Select sections of PoPIA have come into effect, but many of the provisions that create compliance requirements have yet to commence. Uncertainty about when the law will be fully implemented is no reason for the industry to delay implementing operational regime changes. Those slow off the mark risk being left behind by advances in the dual realms of technology and regulation.
As a starting point, businesses must read the Information Regulator’s PoPIA guidelines specifying the duties and responsibilities of ‘information officers’, who are essentially a company’s point person on all matters related to information security.
A security company with a national footprint in residential and commercial markets, such as Fidelity ADT, has already started examining its policies and procedures to ensure it’s aligned with PoPIA. The company’s integrated solutions for office parks and commercial business premises include visual verification monitoring, CCTV surveillance, and vehicle tracking.
Fidelity ADT uses a locally produced motion-activated recording system developed by SecuVue. “With the systems in place at commercial properties, we can use facial recognition technology to compare images against a detailed database of ‘persons of interest’ when the need arises,” says Clive van Ryneveld, Fidelity ADT commercial executive. The system was built for the South African market ensuring seamless integration into existing infrastructure. The cameras are monitored by the Fidelity ADT control room operator, reducing the risk of false alarms.

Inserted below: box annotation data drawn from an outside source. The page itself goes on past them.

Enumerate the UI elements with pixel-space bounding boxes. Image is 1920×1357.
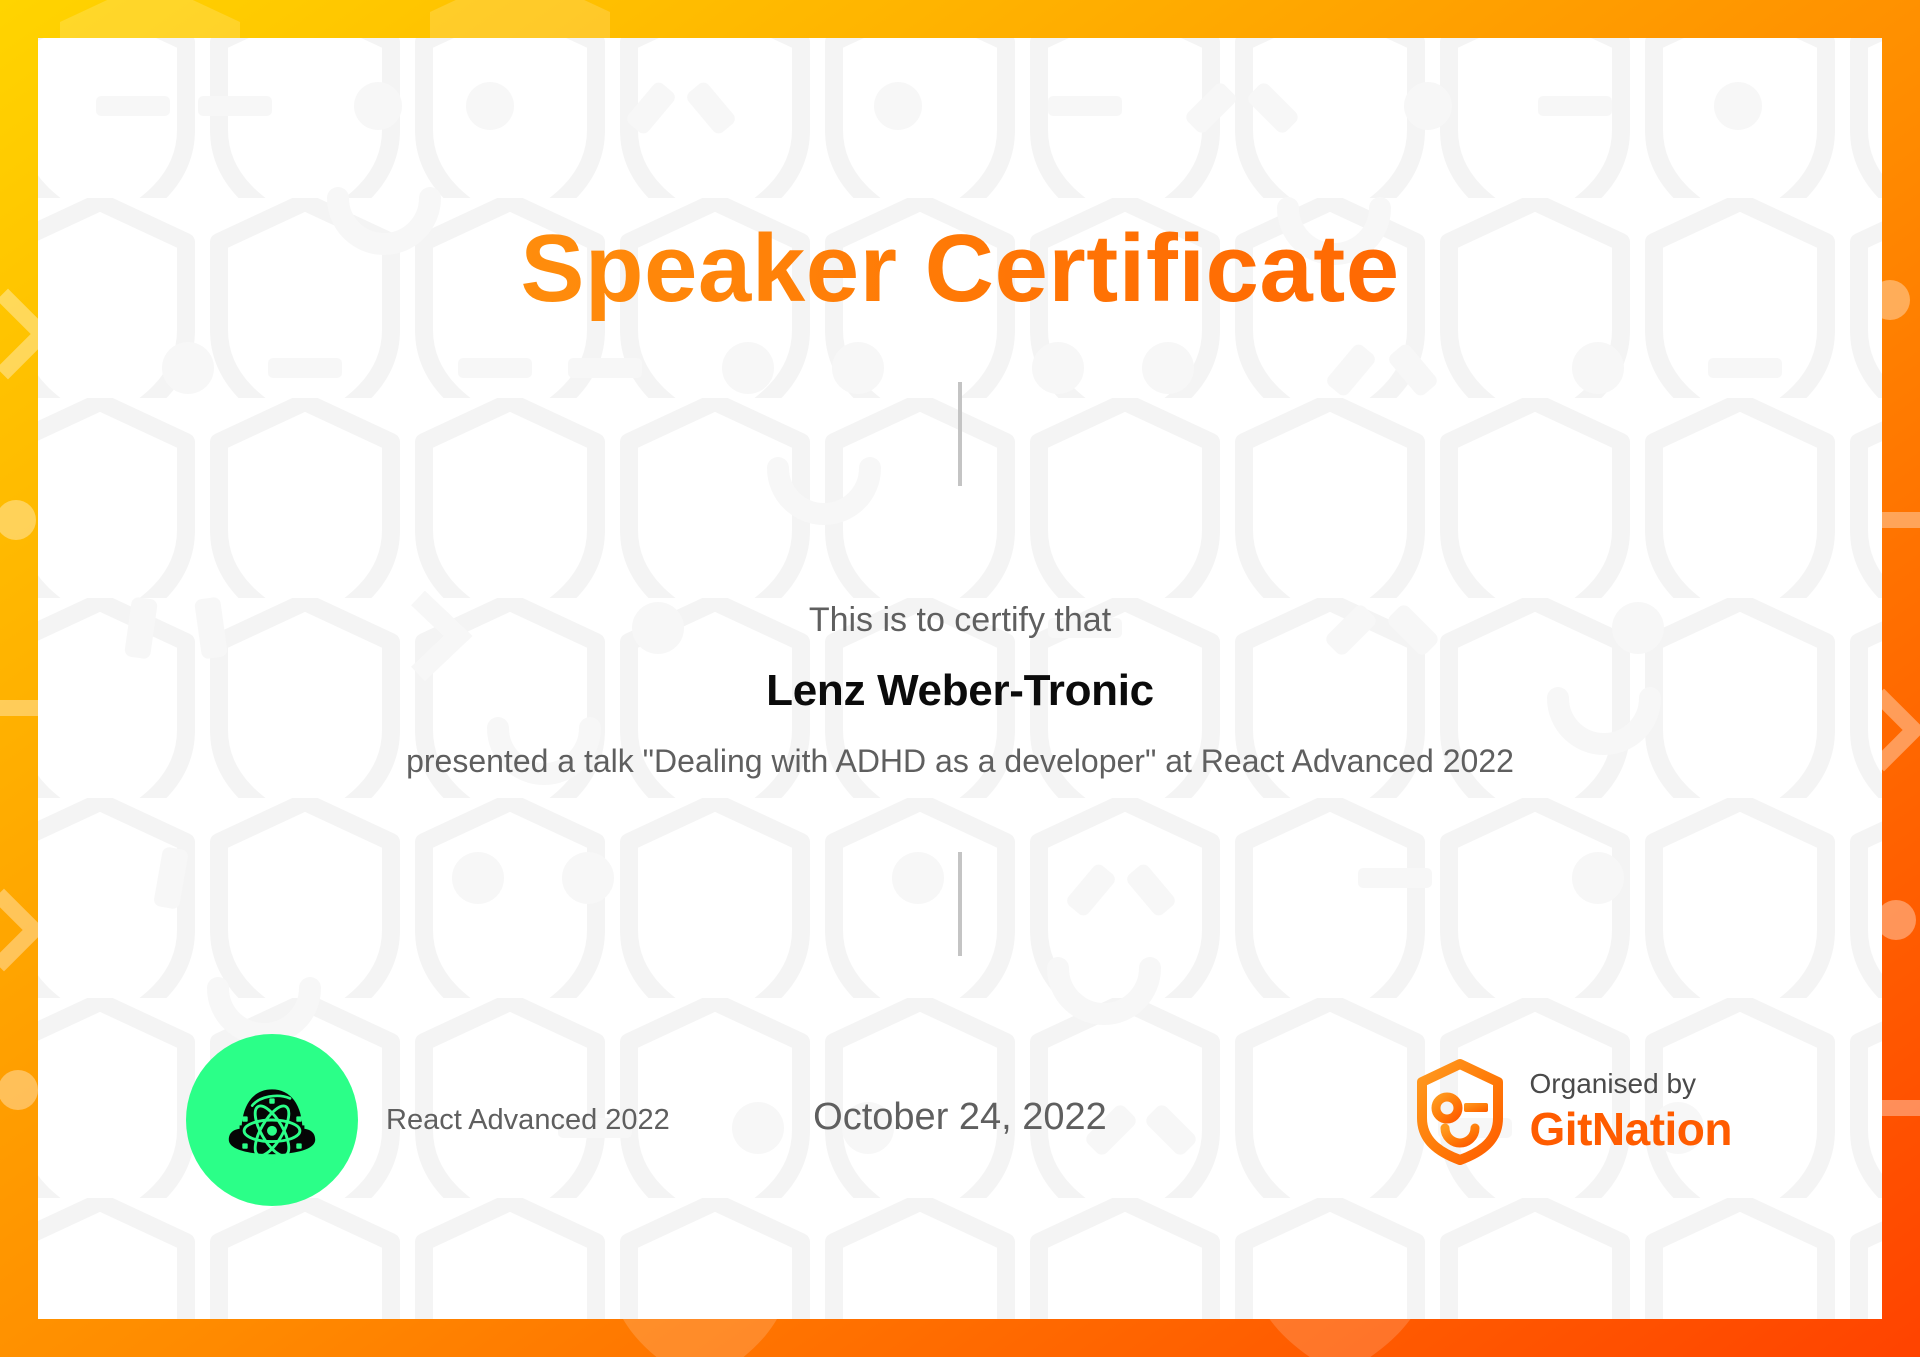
event-badge: React Advanced 2022: [186, 1034, 670, 1206]
certificate-footer: React Advanced 2022 October 24, 2022: [38, 1034, 1882, 1204]
divider-top: [958, 382, 962, 486]
organiser-name: GitNation: [1530, 1103, 1732, 1156]
gitnation-shield-face-icon: [1414, 1058, 1506, 1166]
react-advanced-logo: [186, 1034, 358, 1206]
certificate-date: October 24, 2022: [813, 1096, 1107, 1139]
certify-line: This is to certify that: [38, 601, 1882, 640]
react-hat-logo-icon: [209, 1057, 335, 1183]
talk-description: presented a talk "Dealing with ADHD as a…: [38, 743, 1882, 780]
divider-bottom: [958, 852, 962, 956]
page-title: Speaker Certificate: [38, 214, 1882, 324]
certificate-frame: Speaker Certificate This is to certify t…: [0, 0, 1920, 1357]
recipient-name: Lenz Weber-Tronic: [38, 666, 1882, 716]
certificate-card: Speaker Certificate This is to certify t…: [38, 38, 1882, 1319]
event-name: React Advanced 2022: [386, 1104, 670, 1137]
organiser-badge: Organised by GitNation: [1414, 1058, 1732, 1166]
organised-by-label: Organised by: [1530, 1068, 1732, 1100]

‘Smart analytics algorithms’ automatically verify information, reducing the need for human intervention, he adds.
Van Ryneveld says Fidelity ADT’s commercial offerings are centrally controlled and operated so its systems are ready for PoPIA. “In the meantime, we are auditing how our electronic systems and employees gather information.”
Fidelity ADT employees are also restricted in terms of the type of information they are allowed to access, edit or collect. “This is driven by a system and authorisation protocol, internal policies and procedures.” As a security provider, Van Ryneveld says, the company regards customer information as highly confidential, so safeguards and automatic audit trails are embedded into its system.
The remaining sections of PoPIA will only commence once the Information Regulator is fully operational, which could be at the end of 2018. When the President proclaims the commencement date, businesses will have a grace period of one year before enforcement begins.